Data Envelopment Analysis (DEA) is a versatile mathematical technique (specifically, linear programming) used for relative performance evaluation and benchmarking in various fields. In this blog, we will explore advanced applications of DEA using the renowned dataset from Sarkis and Talluri (2004). I'll guide you through the process of obtaining the dataset from my GitHub repository, implementing DEA in R using my codes, and comparing the results with those presented in the paper. Let's dive into the world of advanced DEA!
To get started, you can access the dataset from my Github repository, and download the data, file named "e-data.xlsx."
The original source of this environmental data for 48 electric utility plants in the U.S. was from the Energy Information Administration of the United States Department of Energy (EIA). It is a famous dataset that has been utilized severally, including by authors such as Sarkis and Talluri (2004), Tyteca (1998), and Fare et al. (1996).
In R, you can use the readxl
library to import Excel data. Here's how to import the dataset:
# Install and load the necessary library
install.packages("readxl")
library(readxl)
# Import the data from the Excel file and call it data
data <- read_excel("e-data.xlsx")
You can use View(data)
to inspect the imported dataset and names(data)
to see the column names.
Next, import the DEA results from the same Excel file, specifically the sheet named "DEA efficiencies":
# Import DEA results from the Excel file
dea.data <- read_excel("e-data.xlsx", sheet = "DEA efficiencies")
Again, you can use View(dea.data)
to inspect the imported DEA results and names(dea.data)
to see the column names.
The Banker, Charnes, and Cooper (1984)model allows for estimating efficiency scores under Variable Returns to Scale (VRS). Essentially, VRS is a production concept where a firm's or organization's output doesn't increase proportionally to changes in its inputs. In this case, the production output $y =f(x)$ may increase at a decreasing rate, remain constant, or even decrease when inputs are increased.
Broadly put, changes in the scale of production impact productivity and efficiency. This means that firms operating under VRS may not be at an optimal scale, and they can improve efficiency by adjusting their input levels.
Now, let's replicate the BCC model results from Sarkis and Talluri (2004).

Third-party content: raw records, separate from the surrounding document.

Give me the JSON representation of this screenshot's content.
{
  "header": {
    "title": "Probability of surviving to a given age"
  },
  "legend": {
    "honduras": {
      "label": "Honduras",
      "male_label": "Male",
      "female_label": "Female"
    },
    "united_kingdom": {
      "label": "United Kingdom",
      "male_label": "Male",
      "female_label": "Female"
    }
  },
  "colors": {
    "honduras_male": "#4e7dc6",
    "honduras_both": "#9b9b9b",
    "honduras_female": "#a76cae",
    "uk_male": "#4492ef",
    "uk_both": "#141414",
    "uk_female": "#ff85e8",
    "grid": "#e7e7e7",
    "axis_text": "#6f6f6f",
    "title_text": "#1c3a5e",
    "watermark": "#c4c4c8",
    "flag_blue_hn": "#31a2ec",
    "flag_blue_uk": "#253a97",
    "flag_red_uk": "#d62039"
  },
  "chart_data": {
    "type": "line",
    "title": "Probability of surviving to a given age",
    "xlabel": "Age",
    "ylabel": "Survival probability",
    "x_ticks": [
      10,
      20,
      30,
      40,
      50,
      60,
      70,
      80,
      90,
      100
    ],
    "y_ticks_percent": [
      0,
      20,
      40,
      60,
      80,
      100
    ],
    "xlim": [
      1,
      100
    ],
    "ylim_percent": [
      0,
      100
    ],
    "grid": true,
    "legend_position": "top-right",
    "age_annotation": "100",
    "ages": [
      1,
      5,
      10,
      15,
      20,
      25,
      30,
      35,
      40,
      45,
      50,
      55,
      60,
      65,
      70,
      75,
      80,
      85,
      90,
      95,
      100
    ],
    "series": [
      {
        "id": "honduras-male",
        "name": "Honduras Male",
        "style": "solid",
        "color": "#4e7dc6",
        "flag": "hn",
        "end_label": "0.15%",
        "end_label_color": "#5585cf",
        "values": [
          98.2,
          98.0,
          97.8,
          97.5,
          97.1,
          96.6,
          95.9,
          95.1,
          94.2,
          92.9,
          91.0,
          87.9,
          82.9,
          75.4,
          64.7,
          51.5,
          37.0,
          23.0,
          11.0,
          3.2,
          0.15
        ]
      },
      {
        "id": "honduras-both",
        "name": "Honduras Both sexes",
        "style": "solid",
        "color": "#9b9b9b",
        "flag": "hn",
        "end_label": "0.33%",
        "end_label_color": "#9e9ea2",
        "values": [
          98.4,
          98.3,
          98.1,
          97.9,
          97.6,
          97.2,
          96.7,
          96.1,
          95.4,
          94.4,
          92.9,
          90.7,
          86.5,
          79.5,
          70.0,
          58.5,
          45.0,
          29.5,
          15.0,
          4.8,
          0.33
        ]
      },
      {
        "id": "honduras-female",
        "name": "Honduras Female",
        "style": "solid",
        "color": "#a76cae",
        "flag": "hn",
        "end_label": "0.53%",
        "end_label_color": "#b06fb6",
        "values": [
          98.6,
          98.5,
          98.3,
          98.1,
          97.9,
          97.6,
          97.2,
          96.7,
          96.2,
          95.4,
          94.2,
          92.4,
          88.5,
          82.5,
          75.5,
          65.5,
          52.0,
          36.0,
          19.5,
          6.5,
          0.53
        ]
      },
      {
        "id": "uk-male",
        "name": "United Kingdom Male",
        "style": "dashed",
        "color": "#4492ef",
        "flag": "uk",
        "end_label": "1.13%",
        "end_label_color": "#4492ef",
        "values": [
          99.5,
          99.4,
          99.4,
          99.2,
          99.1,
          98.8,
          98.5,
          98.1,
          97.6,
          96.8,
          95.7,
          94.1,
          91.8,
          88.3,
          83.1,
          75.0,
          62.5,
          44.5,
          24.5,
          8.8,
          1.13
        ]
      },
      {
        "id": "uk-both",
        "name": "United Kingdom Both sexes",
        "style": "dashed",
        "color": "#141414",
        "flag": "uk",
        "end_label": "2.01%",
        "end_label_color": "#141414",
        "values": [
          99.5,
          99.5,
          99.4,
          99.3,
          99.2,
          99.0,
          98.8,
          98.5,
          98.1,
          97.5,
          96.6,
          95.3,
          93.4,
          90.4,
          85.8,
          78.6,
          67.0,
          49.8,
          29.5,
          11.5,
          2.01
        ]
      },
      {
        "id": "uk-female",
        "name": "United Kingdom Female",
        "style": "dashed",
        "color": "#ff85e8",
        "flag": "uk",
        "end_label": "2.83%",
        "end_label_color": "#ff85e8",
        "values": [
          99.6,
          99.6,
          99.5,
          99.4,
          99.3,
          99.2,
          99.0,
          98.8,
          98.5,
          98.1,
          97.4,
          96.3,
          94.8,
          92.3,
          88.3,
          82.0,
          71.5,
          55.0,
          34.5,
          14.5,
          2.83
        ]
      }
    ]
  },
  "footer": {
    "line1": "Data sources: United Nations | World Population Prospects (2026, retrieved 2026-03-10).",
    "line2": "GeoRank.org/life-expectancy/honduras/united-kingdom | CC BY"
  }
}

We'll use the deaR
library for this purpose.
# Load the deaR library
library(deaR)
# Prepare the data for BCC model
data2 <- data.frame(
ID = data$`Plant Number`,
SO2 = data$`SO2 (Tons/yr)`,
NOx = data$`Nox (Tons/yr)`,
CO2 = data$`CO2 (Tons/yr)`,
ENERGY = data$`Energy Input*`,
LABOUR = data$Labor,
OUTPUT = data$`Output (MkWh)`)
# Create a DEA dataset
dea <- make_deadata(datadea = data2, dmus = 1, ni = 5, no = 1)
# Create the BCC model
dea.bcc <- model_basic(dea, dmu_eval = 1:48, dmu_ref = 1:48, orientation = "io", rts = "vrs")
# Summarize the BCC model
summary(dea.bcc)
# Calculate BCC efficiencies
eff.bcc <- efficiencies(dea.bcc)
eff.bcc
This code replicates the BCC model as per Sarkis and Talluri (2004) and calculates efficiency scores.

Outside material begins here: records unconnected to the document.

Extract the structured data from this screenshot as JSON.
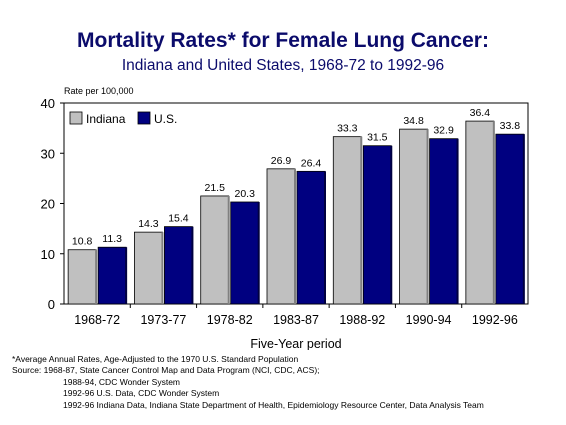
{
  "title": "Mortality Rates* for Female Lung Cancer:",
  "subtitle": "Indiana and United States, 1968-72 to 1992-96",
  "chart_data": {
    "type": "bar",
    "ylabel": "Rate per 100,000",
    "xlabel": "Five-Year period",
    "categories": [
      "1968-72",
      "1973-77",
      "1978-82",
      "1983-87",
      "1988-92",
      "1990-94",
      "1992-96"
    ],
    "series": [
      {
        "name": "Indiana",
        "values": [
          10.8,
          14.3,
          21.5,
          26.9,
          33.3,
          34.8,
          36.4
        ],
        "color": "#c0c0c0"
      },
      {
        "name": "U.S.",
        "values": [
          11.3,
          15.4,
          20.3,
          26.4,
          31.5,
          32.9,
          33.8
        ],
        "color": "#000080"
      }
    ],
    "ylim": [
      0,
      40
    ],
    "yticks": [
      0,
      10,
      20,
      30,
      40
    ],
    "grid": false,
    "legend_position": "top-left"
  },
  "footnotes": {
    "asterisk": "*Average Annual Rates, Age-Adjusted to the 1970 U.S. Standard Population",
    "source_line1": "Source:  1968-87, State Cancer Control Map and Data Program (NCI, CDC, ACS);",
    "source_line2": "1988-94, CDC Wonder System",
    "source_line3": "1992-96 U.S. Data, CDC Wonder System",
    "source_line4": "1992-96 Indiana Data, Indiana State Department of Health, Epidemiology Resource Center, Data Analysis Team"
  }
}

As opposed to the BCC model, the Charnes, Cooper, and Rhodes (1978)(CCR) model assumes constant returns to scale. In essence, this means that when a firm's or organization's inputs increase, its output also increases proportionately. In other words, if you double the inputs (e.g., labor, capital), the output will also double, and vice versa.

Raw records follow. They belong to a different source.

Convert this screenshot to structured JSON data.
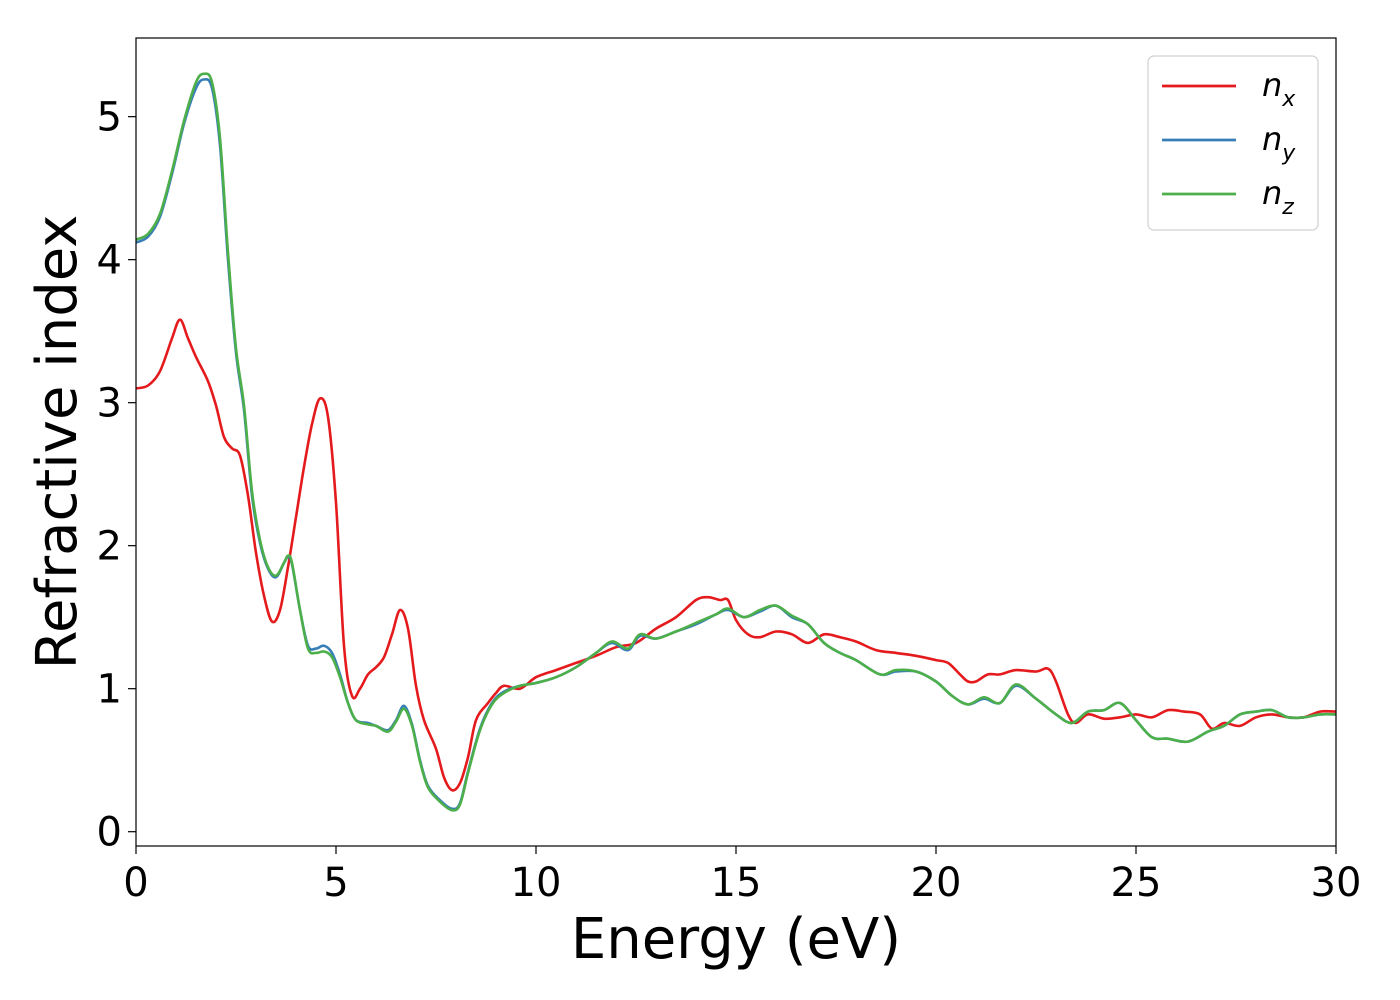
{
  "chart_data": {
    "type": "line",
    "title": "",
    "xlabel": "Energy (eV)",
    "ylabel": "Refractive index",
    "xlim": [
      0,
      30
    ],
    "ylim": [
      -0.1,
      5.55
    ],
    "xticks": [
      0,
      5,
      10,
      15,
      20,
      25,
      30
    ],
    "yticks": [
      0,
      1,
      2,
      3,
      4,
      5
    ],
    "xtick_labels": [
      "0",
      "5",
      "10",
      "15",
      "20",
      "25",
      "30"
    ],
    "ytick_labels": [
      "0",
      "1",
      "2",
      "3",
      "4",
      "5"
    ],
    "grid": false,
    "legend_position": "top-right",
    "series": [
      {
        "name": "n_x",
        "label_main": "n",
        "label_sub": "x",
        "color": "#e41a1c",
        "points": [
          [
            0,
            3.1
          ],
          [
            0.3,
            3.12
          ],
          [
            0.6,
            3.22
          ],
          [
            0.9,
            3.45
          ],
          [
            1.1,
            3.58
          ],
          [
            1.3,
            3.45
          ],
          [
            1.5,
            3.32
          ],
          [
            1.8,
            3.15
          ],
          [
            2.0,
            2.98
          ],
          [
            2.2,
            2.76
          ],
          [
            2.4,
            2.68
          ],
          [
            2.6,
            2.63
          ],
          [
            2.8,
            2.35
          ],
          [
            3.0,
            1.95
          ],
          [
            3.2,
            1.65
          ],
          [
            3.4,
            1.47
          ],
          [
            3.6,
            1.55
          ],
          [
            3.8,
            1.85
          ],
          [
            4.0,
            2.2
          ],
          [
            4.2,
            2.55
          ],
          [
            4.4,
            2.85
          ],
          [
            4.6,
            3.03
          ],
          [
            4.8,
            2.9
          ],
          [
            5.0,
            2.3
          ],
          [
            5.2,
            1.3
          ],
          [
            5.4,
            0.95
          ],
          [
            5.6,
            1.0
          ],
          [
            5.8,
            1.1
          ],
          [
            6.0,
            1.15
          ],
          [
            6.2,
            1.22
          ],
          [
            6.4,
            1.38
          ],
          [
            6.6,
            1.55
          ],
          [
            6.8,
            1.42
          ],
          [
            7.0,
            1.02
          ],
          [
            7.2,
            0.78
          ],
          [
            7.5,
            0.58
          ],
          [
            7.7,
            0.38
          ],
          [
            7.9,
            0.29
          ],
          [
            8.1,
            0.34
          ],
          [
            8.3,
            0.52
          ],
          [
            8.5,
            0.78
          ],
          [
            8.8,
            0.9
          ],
          [
            9.0,
            0.97
          ],
          [
            9.2,
            1.02
          ],
          [
            9.6,
            1.0
          ],
          [
            10.0,
            1.08
          ],
          [
            10.5,
            1.13
          ],
          [
            11.0,
            1.18
          ],
          [
            11.5,
            1.23
          ],
          [
            12.0,
            1.29
          ],
          [
            12.5,
            1.32
          ],
          [
            13.0,
            1.42
          ],
          [
            13.5,
            1.5
          ],
          [
            14.0,
            1.62
          ],
          [
            14.3,
            1.64
          ],
          [
            14.6,
            1.62
          ],
          [
            14.8,
            1.62
          ],
          [
            15.0,
            1.48
          ],
          [
            15.3,
            1.38
          ],
          [
            15.6,
            1.36
          ],
          [
            16.0,
            1.4
          ],
          [
            16.4,
            1.38
          ],
          [
            16.8,
            1.32
          ],
          [
            17.2,
            1.38
          ],
          [
            17.6,
            1.36
          ],
          [
            18.0,
            1.33
          ],
          [
            18.5,
            1.27
          ],
          [
            19.0,
            1.25
          ],
          [
            19.5,
            1.23
          ],
          [
            20.0,
            1.2
          ],
          [
            20.3,
            1.18
          ],
          [
            20.6,
            1.1
          ],
          [
            20.8,
            1.05
          ],
          [
            21.0,
            1.05
          ],
          [
            21.3,
            1.1
          ],
          [
            21.6,
            1.1
          ],
          [
            22.0,
            1.13
          ],
          [
            22.5,
            1.12
          ],
          [
            22.8,
            1.14
          ],
          [
            23.0,
            1.05
          ],
          [
            23.3,
            0.82
          ],
          [
            23.5,
            0.76
          ],
          [
            23.8,
            0.82
          ],
          [
            24.2,
            0.79
          ],
          [
            24.6,
            0.8
          ],
          [
            25.0,
            0.82
          ],
          [
            25.4,
            0.8
          ],
          [
            25.8,
            0.85
          ],
          [
            26.2,
            0.84
          ],
          [
            26.6,
            0.82
          ],
          [
            26.9,
            0.72
          ],
          [
            27.2,
            0.76
          ],
          [
            27.6,
            0.74
          ],
          [
            28.0,
            0.8
          ],
          [
            28.4,
            0.82
          ],
          [
            28.8,
            0.8
          ],
          [
            29.2,
            0.8
          ],
          [
            29.6,
            0.84
          ],
          [
            30.0,
            0.84
          ]
        ]
      },
      {
        "name": "n_y",
        "label_main": "n",
        "label_sub": "y",
        "color": "#377eb8",
        "points": [
          [
            0,
            4.12
          ],
          [
            0.3,
            4.16
          ],
          [
            0.6,
            4.3
          ],
          [
            0.9,
            4.6
          ],
          [
            1.2,
            4.95
          ],
          [
            1.5,
            5.2
          ],
          [
            1.7,
            5.26
          ],
          [
            1.9,
            5.2
          ],
          [
            2.1,
            4.8
          ],
          [
            2.3,
            4.0
          ],
          [
            2.5,
            3.35
          ],
          [
            2.7,
            2.95
          ],
          [
            2.9,
            2.35
          ],
          [
            3.1,
            2.02
          ],
          [
            3.3,
            1.84
          ],
          [
            3.5,
            1.78
          ],
          [
            3.7,
            1.88
          ],
          [
            3.8,
            1.92
          ],
          [
            3.9,
            1.87
          ],
          [
            4.1,
            1.55
          ],
          [
            4.3,
            1.3
          ],
          [
            4.5,
            1.28
          ],
          [
            4.7,
            1.3
          ],
          [
            4.9,
            1.25
          ],
          [
            5.1,
            1.1
          ],
          [
            5.3,
            0.9
          ],
          [
            5.5,
            0.78
          ],
          [
            5.8,
            0.76
          ],
          [
            6.0,
            0.74
          ],
          [
            6.3,
            0.71
          ],
          [
            6.5,
            0.78
          ],
          [
            6.7,
            0.88
          ],
          [
            6.9,
            0.75
          ],
          [
            7.1,
            0.5
          ],
          [
            7.3,
            0.32
          ],
          [
            7.6,
            0.22
          ],
          [
            7.9,
            0.16
          ],
          [
            8.1,
            0.2
          ],
          [
            8.3,
            0.42
          ],
          [
            8.6,
            0.72
          ],
          [
            8.9,
            0.9
          ],
          [
            9.2,
            0.98
          ],
          [
            9.6,
            1.02
          ],
          [
            10.0,
            1.04
          ],
          [
            10.5,
            1.08
          ],
          [
            11.0,
            1.15
          ],
          [
            11.5,
            1.25
          ],
          [
            11.9,
            1.32
          ],
          [
            12.3,
            1.27
          ],
          [
            12.6,
            1.37
          ],
          [
            13.0,
            1.35
          ],
          [
            13.5,
            1.4
          ],
          [
            14.0,
            1.45
          ],
          [
            14.5,
            1.52
          ],
          [
            14.8,
            1.55
          ],
          [
            15.2,
            1.5
          ],
          [
            15.6,
            1.54
          ],
          [
            16.0,
            1.58
          ],
          [
            16.4,
            1.5
          ],
          [
            16.8,
            1.45
          ],
          [
            17.2,
            1.32
          ],
          [
            17.6,
            1.25
          ],
          [
            18.0,
            1.2
          ],
          [
            18.6,
            1.1
          ],
          [
            19.0,
            1.12
          ],
          [
            19.5,
            1.12
          ],
          [
            20.0,
            1.05
          ],
          [
            20.4,
            0.95
          ],
          [
            20.8,
            0.89
          ],
          [
            21.2,
            0.93
          ],
          [
            21.6,
            0.9
          ],
          [
            22.0,
            1.02
          ],
          [
            22.5,
            0.93
          ],
          [
            23.0,
            0.82
          ],
          [
            23.4,
            0.76
          ],
          [
            23.8,
            0.84
          ],
          [
            24.2,
            0.85
          ],
          [
            24.6,
            0.9
          ],
          [
            25.0,
            0.78
          ],
          [
            25.4,
            0.66
          ],
          [
            25.8,
            0.65
          ],
          [
            26.3,
            0.63
          ],
          [
            26.8,
            0.7
          ],
          [
            27.2,
            0.74
          ],
          [
            27.6,
            0.82
          ],
          [
            28.0,
            0.84
          ],
          [
            28.4,
            0.85
          ],
          [
            28.8,
            0.8
          ],
          [
            29.2,
            0.8
          ],
          [
            29.6,
            0.82
          ],
          [
            30.0,
            0.82
          ]
        ]
      },
      {
        "name": "n_z",
        "label_main": "n",
        "label_sub": "z",
        "color": "#4daf4a",
        "points": [
          [
            0,
            4.14
          ],
          [
            0.3,
            4.18
          ],
          [
            0.6,
            4.32
          ],
          [
            0.9,
            4.62
          ],
          [
            1.2,
            4.97
          ],
          [
            1.5,
            5.24
          ],
          [
            1.7,
            5.3
          ],
          [
            1.9,
            5.24
          ],
          [
            2.1,
            4.85
          ],
          [
            2.3,
            4.05
          ],
          [
            2.5,
            3.38
          ],
          [
            2.7,
            2.98
          ],
          [
            2.9,
            2.38
          ],
          [
            3.1,
            2.04
          ],
          [
            3.3,
            1.85
          ],
          [
            3.5,
            1.79
          ],
          [
            3.7,
            1.88
          ],
          [
            3.8,
            1.93
          ],
          [
            3.9,
            1.88
          ],
          [
            4.1,
            1.55
          ],
          [
            4.3,
            1.28
          ],
          [
            4.5,
            1.25
          ],
          [
            4.7,
            1.26
          ],
          [
            4.9,
            1.22
          ],
          [
            5.1,
            1.08
          ],
          [
            5.3,
            0.9
          ],
          [
            5.5,
            0.78
          ],
          [
            5.8,
            0.75
          ],
          [
            6.0,
            0.74
          ],
          [
            6.3,
            0.7
          ],
          [
            6.5,
            0.77
          ],
          [
            6.7,
            0.86
          ],
          [
            6.9,
            0.74
          ],
          [
            7.1,
            0.49
          ],
          [
            7.3,
            0.31
          ],
          [
            7.6,
            0.21
          ],
          [
            7.9,
            0.15
          ],
          [
            8.1,
            0.19
          ],
          [
            8.3,
            0.41
          ],
          [
            8.6,
            0.71
          ],
          [
            8.9,
            0.89
          ],
          [
            9.2,
            0.97
          ],
          [
            9.6,
            1.02
          ],
          [
            10.0,
            1.04
          ],
          [
            10.5,
            1.08
          ],
          [
            11.0,
            1.15
          ],
          [
            11.5,
            1.25
          ],
          [
            11.9,
            1.33
          ],
          [
            12.3,
            1.28
          ],
          [
            12.6,
            1.38
          ],
          [
            13.0,
            1.35
          ],
          [
            13.5,
            1.4
          ],
          [
            14.0,
            1.46
          ],
          [
            14.5,
            1.52
          ],
          [
            14.8,
            1.56
          ],
          [
            15.2,
            1.5
          ],
          [
            15.6,
            1.55
          ],
          [
            16.0,
            1.58
          ],
          [
            16.4,
            1.51
          ],
          [
            16.8,
            1.45
          ],
          [
            17.2,
            1.32
          ],
          [
            17.6,
            1.25
          ],
          [
            18.0,
            1.2
          ],
          [
            18.6,
            1.1
          ],
          [
            19.0,
            1.13
          ],
          [
            19.5,
            1.12
          ],
          [
            20.0,
            1.05
          ],
          [
            20.4,
            0.95
          ],
          [
            20.8,
            0.89
          ],
          [
            21.2,
            0.94
          ],
          [
            21.6,
            0.9
          ],
          [
            22.0,
            1.03
          ],
          [
            22.5,
            0.93
          ],
          [
            23.0,
            0.82
          ],
          [
            23.4,
            0.76
          ],
          [
            23.8,
            0.84
          ],
          [
            24.2,
            0.85
          ],
          [
            24.6,
            0.9
          ],
          [
            25.0,
            0.78
          ],
          [
            25.4,
            0.66
          ],
          [
            25.8,
            0.65
          ],
          [
            26.3,
            0.63
          ],
          [
            26.8,
            0.7
          ],
          [
            27.2,
            0.74
          ],
          [
            27.6,
            0.82
          ],
          [
            28.0,
            0.84
          ],
          [
            28.4,
            0.85
          ],
          [
            28.8,
            0.8
          ],
          [
            29.2,
            0.8
          ],
          [
            29.6,
            0.82
          ],
          [
            30.0,
            0.82
          ]
        ]
      }
    ]
  }
}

The implication of this is that increasing the scale of production doesn't lead to changes in productivity or efficiency. Firms operating under constant returns to scale are typically considered to be at an optimal scale, meaning they are producing at maximum efficiency with their current resource levels.
Similarly, you can replicate the CCR model results:
# Create a DEA dataset (if not already created)
dea <- make_deadata(datadea = data2, dmus = 1, ni = 5, no = 1)
# Create the CCR model
dea.ccr <- model_basic(dea, dmu_eval = 1:48, dmu_ref = 1:48, orientation = "io", rts = "crs")
# Summarize the CCR model
summary(dea.ccr)
# Calculate CCR efficiencies
eff.ccr <- efficiencies(dea.ccr)
eff.ccr
This code replicates the CCR model and calculates efficiency scores.
Finally, you can compare the results you obtained with the DEA results from Sarkis and Talluri (2004) using the following code:
# Compare BCC and CCR results with the DEA dataset
cbind(dea.data$BCC, eff.bcc)
cbind(dea.data$CCR, eff.ccr)
This code compares your DEA results (eff.bcc and eff.ccr) with the values provided in the "DEA efficiencies" sheet of the dataset. You can access
In this blog, I've explored advanced applications of DEA using the Sarkis and Talluri (2004) dataset. I've shown you how to import the data, replicate BCC and CCR models using R and the deaR
library, and compare the results with those presented in the paper. DEA is a powerful tool for efficiency analysis, and by following these steps, you can gain hands-on experience in applying DEA to real-world datasets. Happy analyzing!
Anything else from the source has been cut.